The combination of front crash prevention systems (such as AEB and forward collision warning, particularly when paired with adaptive cruise control), resulted in large reductions in the frequency of property damage liability and bodily injury liability claims. However, the further addition of lane centering and front cross-traffic alert had no significant impact.

Forward collision warning, lane departure warning and AEB together were associated with:
– 5 percent reduction in the frequency of collision claims
– 11 percent reduction in the frequency of property damage claims
– 16 percent reduction in the frequency of bodily injury claims

Furthermore, those features plus adaptive cruise control reduced collision claims by 6 per cent, property damage claims by 27 per cent and bodily injury claims by 37 per cent – solid effort there.

Meanwhile, the addition of lane centering and front cross-traffic alert were not statistically different.

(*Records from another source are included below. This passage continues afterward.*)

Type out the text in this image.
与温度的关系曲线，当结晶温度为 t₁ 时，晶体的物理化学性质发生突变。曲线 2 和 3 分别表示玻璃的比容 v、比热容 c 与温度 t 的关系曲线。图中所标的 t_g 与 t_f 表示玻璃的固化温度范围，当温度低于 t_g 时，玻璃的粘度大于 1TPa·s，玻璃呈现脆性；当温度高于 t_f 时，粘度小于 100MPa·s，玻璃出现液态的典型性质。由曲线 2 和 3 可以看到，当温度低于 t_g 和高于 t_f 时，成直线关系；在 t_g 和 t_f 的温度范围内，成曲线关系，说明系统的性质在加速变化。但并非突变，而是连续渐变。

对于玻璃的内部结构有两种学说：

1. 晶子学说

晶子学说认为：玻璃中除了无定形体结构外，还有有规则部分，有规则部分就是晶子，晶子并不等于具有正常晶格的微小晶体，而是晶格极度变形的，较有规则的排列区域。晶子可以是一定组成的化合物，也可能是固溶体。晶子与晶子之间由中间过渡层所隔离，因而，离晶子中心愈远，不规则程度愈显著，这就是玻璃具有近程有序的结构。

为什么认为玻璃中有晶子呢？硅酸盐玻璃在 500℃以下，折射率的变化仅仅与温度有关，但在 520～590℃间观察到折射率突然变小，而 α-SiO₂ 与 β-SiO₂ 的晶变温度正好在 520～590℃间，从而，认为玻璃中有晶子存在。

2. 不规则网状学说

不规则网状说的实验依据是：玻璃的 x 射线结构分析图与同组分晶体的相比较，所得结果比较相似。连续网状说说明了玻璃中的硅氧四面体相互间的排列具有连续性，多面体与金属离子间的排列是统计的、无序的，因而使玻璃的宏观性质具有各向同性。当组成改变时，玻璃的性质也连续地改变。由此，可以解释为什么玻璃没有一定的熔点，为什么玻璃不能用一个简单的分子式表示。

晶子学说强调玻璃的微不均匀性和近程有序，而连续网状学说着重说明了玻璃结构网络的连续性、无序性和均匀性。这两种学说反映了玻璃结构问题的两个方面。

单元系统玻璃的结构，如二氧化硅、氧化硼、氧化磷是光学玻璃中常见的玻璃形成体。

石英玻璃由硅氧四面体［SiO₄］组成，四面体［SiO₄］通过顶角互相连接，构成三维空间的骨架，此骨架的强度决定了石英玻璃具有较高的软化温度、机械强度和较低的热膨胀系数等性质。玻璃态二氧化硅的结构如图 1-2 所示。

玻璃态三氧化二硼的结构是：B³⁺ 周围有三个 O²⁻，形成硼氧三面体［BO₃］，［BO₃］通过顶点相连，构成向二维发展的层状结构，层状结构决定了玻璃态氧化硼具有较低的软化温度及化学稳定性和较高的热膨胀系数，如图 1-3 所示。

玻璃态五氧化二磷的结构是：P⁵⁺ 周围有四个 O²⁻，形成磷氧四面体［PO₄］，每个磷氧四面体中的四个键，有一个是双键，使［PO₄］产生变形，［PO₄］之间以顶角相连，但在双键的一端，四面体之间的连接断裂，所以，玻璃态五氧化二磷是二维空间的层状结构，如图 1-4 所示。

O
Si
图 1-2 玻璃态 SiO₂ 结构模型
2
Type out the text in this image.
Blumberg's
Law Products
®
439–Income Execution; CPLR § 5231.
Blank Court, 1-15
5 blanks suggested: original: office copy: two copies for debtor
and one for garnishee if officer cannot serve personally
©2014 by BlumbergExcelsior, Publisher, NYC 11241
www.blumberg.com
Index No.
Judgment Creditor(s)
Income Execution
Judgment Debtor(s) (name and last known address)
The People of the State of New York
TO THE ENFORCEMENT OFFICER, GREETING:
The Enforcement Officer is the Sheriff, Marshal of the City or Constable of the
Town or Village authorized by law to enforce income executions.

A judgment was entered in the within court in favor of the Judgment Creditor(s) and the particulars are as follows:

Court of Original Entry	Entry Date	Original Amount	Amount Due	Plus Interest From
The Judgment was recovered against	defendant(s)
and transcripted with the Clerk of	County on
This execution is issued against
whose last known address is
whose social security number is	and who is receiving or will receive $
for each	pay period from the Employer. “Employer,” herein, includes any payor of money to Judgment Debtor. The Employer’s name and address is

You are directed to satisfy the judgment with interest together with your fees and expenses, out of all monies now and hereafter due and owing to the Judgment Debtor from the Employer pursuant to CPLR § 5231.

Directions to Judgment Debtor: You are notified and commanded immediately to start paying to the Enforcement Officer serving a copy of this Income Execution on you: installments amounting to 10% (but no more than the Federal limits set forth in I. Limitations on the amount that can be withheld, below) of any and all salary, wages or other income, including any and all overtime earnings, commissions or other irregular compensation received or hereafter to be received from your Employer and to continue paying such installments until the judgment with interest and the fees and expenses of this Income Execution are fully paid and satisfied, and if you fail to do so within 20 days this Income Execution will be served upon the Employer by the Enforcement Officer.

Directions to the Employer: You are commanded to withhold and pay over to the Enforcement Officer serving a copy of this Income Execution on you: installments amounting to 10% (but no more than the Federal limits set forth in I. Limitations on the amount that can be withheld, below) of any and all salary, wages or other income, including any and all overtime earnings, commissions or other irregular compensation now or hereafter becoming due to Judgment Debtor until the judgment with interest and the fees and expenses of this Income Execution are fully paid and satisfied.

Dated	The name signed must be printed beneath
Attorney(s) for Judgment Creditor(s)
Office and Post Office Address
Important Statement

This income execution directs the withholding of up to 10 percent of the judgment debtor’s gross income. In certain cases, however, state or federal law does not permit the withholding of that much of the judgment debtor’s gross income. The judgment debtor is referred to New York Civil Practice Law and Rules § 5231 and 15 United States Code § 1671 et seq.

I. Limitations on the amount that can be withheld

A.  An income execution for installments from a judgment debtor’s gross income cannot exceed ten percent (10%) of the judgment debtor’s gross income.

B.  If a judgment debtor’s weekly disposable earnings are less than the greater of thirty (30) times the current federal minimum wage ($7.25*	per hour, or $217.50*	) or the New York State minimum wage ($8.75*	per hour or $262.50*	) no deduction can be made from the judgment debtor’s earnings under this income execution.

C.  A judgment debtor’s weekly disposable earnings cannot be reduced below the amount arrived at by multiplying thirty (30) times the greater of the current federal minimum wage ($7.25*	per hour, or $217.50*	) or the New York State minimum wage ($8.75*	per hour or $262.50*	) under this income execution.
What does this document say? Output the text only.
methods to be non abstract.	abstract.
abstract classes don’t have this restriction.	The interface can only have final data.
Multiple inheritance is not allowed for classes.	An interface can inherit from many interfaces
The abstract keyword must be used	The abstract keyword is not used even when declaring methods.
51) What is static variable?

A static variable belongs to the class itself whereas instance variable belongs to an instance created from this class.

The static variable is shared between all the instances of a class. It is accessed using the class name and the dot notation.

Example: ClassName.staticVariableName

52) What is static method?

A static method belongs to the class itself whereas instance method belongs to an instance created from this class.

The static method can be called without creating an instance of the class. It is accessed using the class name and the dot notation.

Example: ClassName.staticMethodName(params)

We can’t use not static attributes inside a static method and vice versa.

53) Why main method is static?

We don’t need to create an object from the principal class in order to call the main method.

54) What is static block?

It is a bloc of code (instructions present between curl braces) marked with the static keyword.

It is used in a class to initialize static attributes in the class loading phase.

Matt Moore, senior vice president of HLDI, said: “The crash claim frequency reductions for BMW’s Driving Assistance package are the largest we’ve seen from advanced driver assistance systems, which suggests crash avoidance may be delivering bigger benefits as the technology improves.”

“The lane centering that comes in the ‘plus’ package doesn’t seem to augment these benefits. That may be because the system is only intended for use on freeways, which are comparatively safer than other roads, and only works when the driver switches it on.

“The important thing here is that both of the advanced systems were associated with large reductions in claim frequency and reductions in overall losses. But the specific impact of adding lane centering and a front cross-traffic alert isn’t clear.”

The HLDI has conducted a similar study before using model-year 2017-18 Nissan Rogue vehicles. However, it said this BMW study was “by far the broadest examination of the impact of systems that combine speed control with lane centering on insurance losses”.

The findings were based on a sample size of nearly 6 million insured vehicle years.